In recent years, the judicial system has grappled with a need to preserve its renowned and traditional system, whilst balancing the mounting pressure from society to keep up with the times and advance technologically.
With Covid-19 putting pressure on the judicial system to keep courts open, what steps have been undertaken so far and what are the challenges our system might face?
The story so far
In a 2015 government review, a report was released stipulating that changes needed to be made to modernise the courts and the digitisation of trials. Some of these developments have been implemented over the past four years, albeit slowly.
Courts have become more familiar with processes for digitalising evidence, electronic filing, and online plea submissions. In exceptional circumstances, virtual cross examinations have been permitted.

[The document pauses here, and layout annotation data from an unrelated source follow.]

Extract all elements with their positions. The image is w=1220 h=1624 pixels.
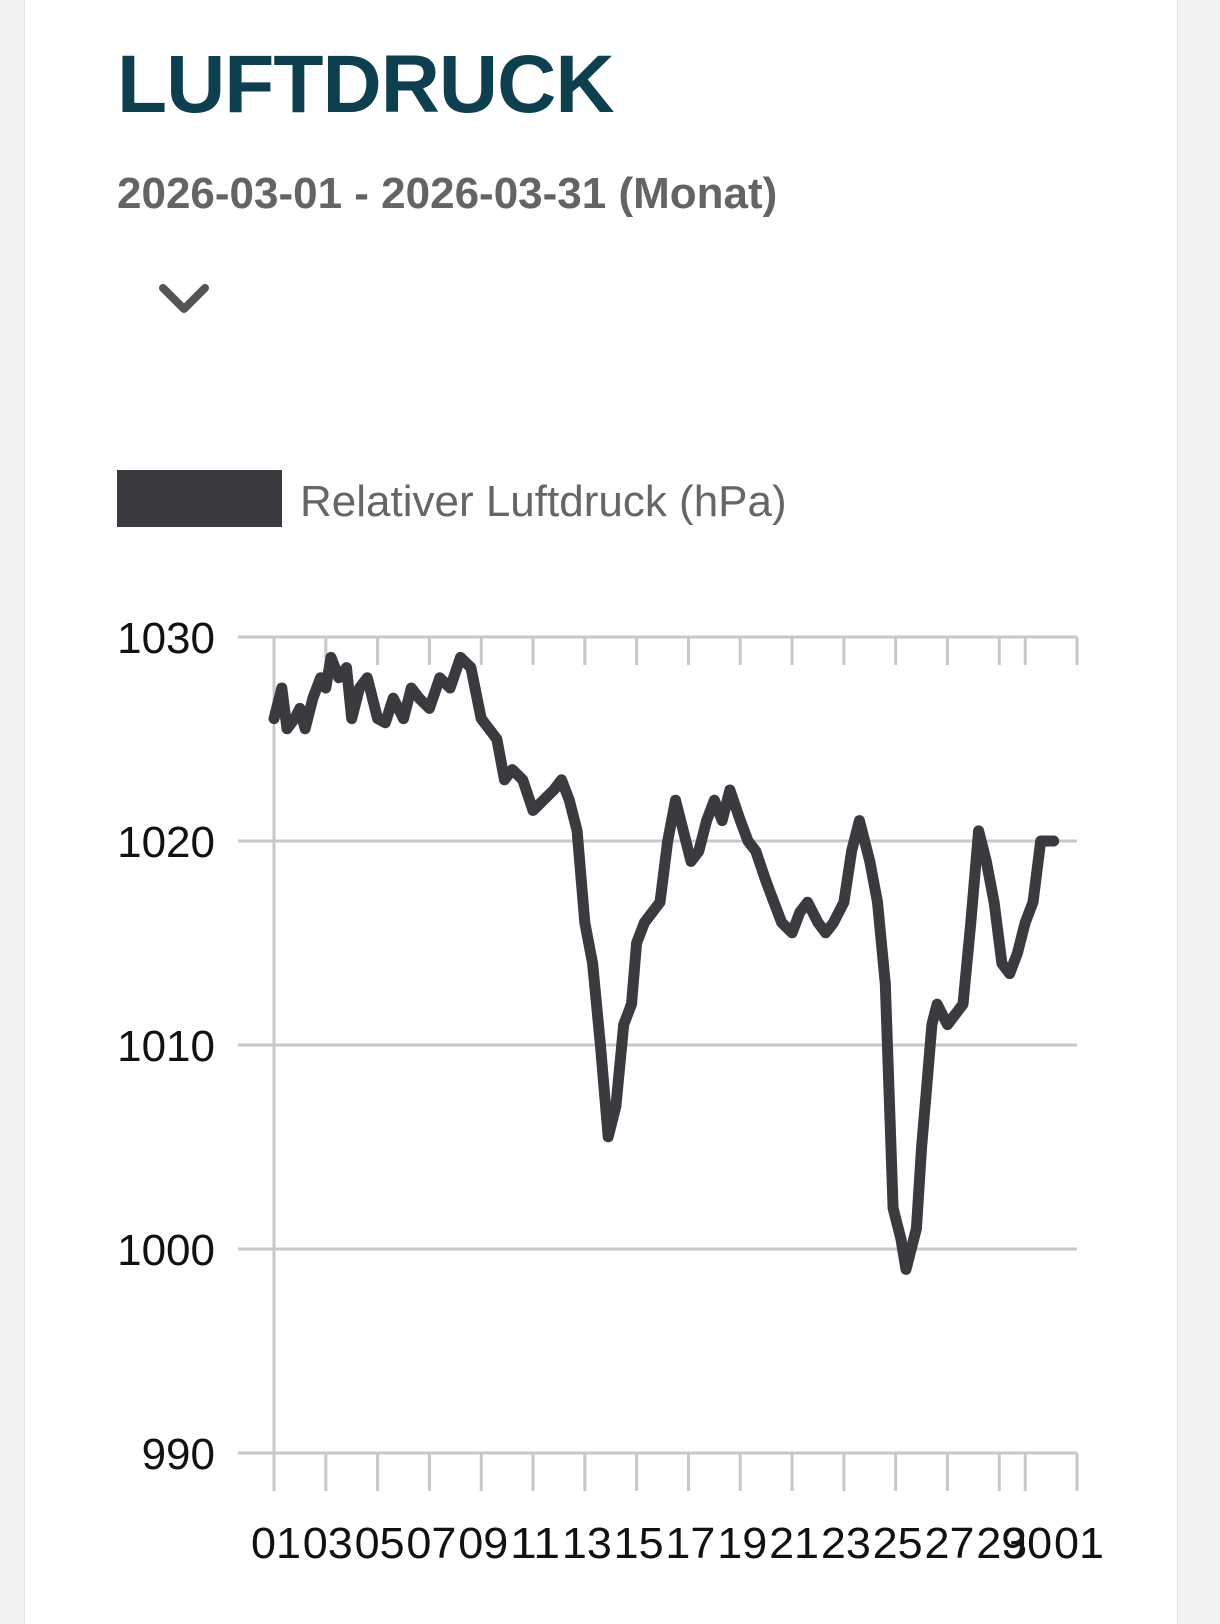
date-range: 2026-03-01 - 2026-03-31 (Monat) (117, 169, 778, 218)
x-tick-label: 30 (1002, 1519, 1052, 1568)
x-tick-label: 15 (614, 1519, 664, 1568)
y-tick-label: 1010 (117, 1022, 215, 1071)
y-tick-label: 1020 (117, 818, 215, 867)
y-tick-label: 1000 (117, 1226, 215, 1275)
legend-label[interactable]: Relativer Luftdruck (hPa) (300, 477, 787, 526)
axis-ticks (272, 637, 1079, 1491)
x-tick-label: 21 (769, 1519, 819, 1568)
x-tick-label: 05 (355, 1519, 405, 1568)
x-tick-label: 29 (976, 1519, 1026, 1568)
x-tick-label: 11 (510, 1519, 560, 1568)
y-tick-label: 1030 (117, 614, 215, 663)
x-tick-label: 09 (458, 1519, 508, 1568)
x-tick-label: 13 (562, 1519, 612, 1568)
page-title: LUFTDRUCK (117, 39, 615, 130)
x-tick-label: 07 (406, 1519, 456, 1568)
x-tick-label: 23 (821, 1519, 871, 1568)
y-tick-label: 990 (142, 1430, 215, 1479)
grid-lines (238, 635, 1077, 1491)
x-tick-label: 01 (1054, 1519, 1104, 1568)
y-axis-labels: 1030 1020 1010 1000 990 (117, 614, 215, 1479)
x-tick-label: 17 (665, 1519, 715, 1568)
x-tick-label: 25 (873, 1519, 923, 1568)
series-line-relativer-luftdruck (268, 651, 1060, 1275)
x-tick-label: 01 (251, 1519, 301, 1568)
x-tick-label: 19 (717, 1519, 767, 1568)
x-tick-label: 03 (303, 1519, 353, 1568)
legend-swatch[interactable] (117, 470, 282, 527)
weather-card: LUFTDRUCK 2026-03-01 - 2026-03-31 (Monat… (24, 0, 1178, 1624)
x-tick-label: 27 (924, 1519, 974, 1568)
chevron-down-icon[interactable] (157, 282, 211, 322)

Covid-19 – An accelerator for change
Unprecedented times can be a huge motivator for change; which is why the past few weeks have led to a rapid surge in the digitisation of systems. As companies around the world move to working online due to Covid-19, the question of whether the courts can stay open in an online format has been widely debated.
On the 19th March the Lord Chief Justice announced that civil and family courts are to take place via video, and that ‘any legal impediments will be dealt with.’ The first fully ‘virtual’ hearings are now being undertaken – whereby judges, practitioners, and witnesses attend court not in person, but via video link.
On the 24th of March, Fowler v Commissioners for Her Majesty’s Revenue and Customs made history as the first Supreme Court case to be held entirely virtually.
The industry responds
These rapid changes to judgements have left lawyers scrambling to adapt quickly to the new digitised formats. Firms and chambers have already started to publish guidelines on how they will approach fully virtual trials whilst social distancing restrictions are in place.
Although temporary, these changes may alter the status quo for allowing proceedings to be conducted online. In the future, and beyond the Covid-19 crisis, there could be additional benefits, such as the cost effectiveness of video, or in cases where it is damaging for parties to meet in person. Digital proceedings may allow for a more tailored and accessible justice system overall.
Perhaps Covid-19 has been the catalyst needed for courts to make changes. However, it remains to be seen whether the temporary virtual judicial system will be extended after the Covid-19 crisis is over, and beyond.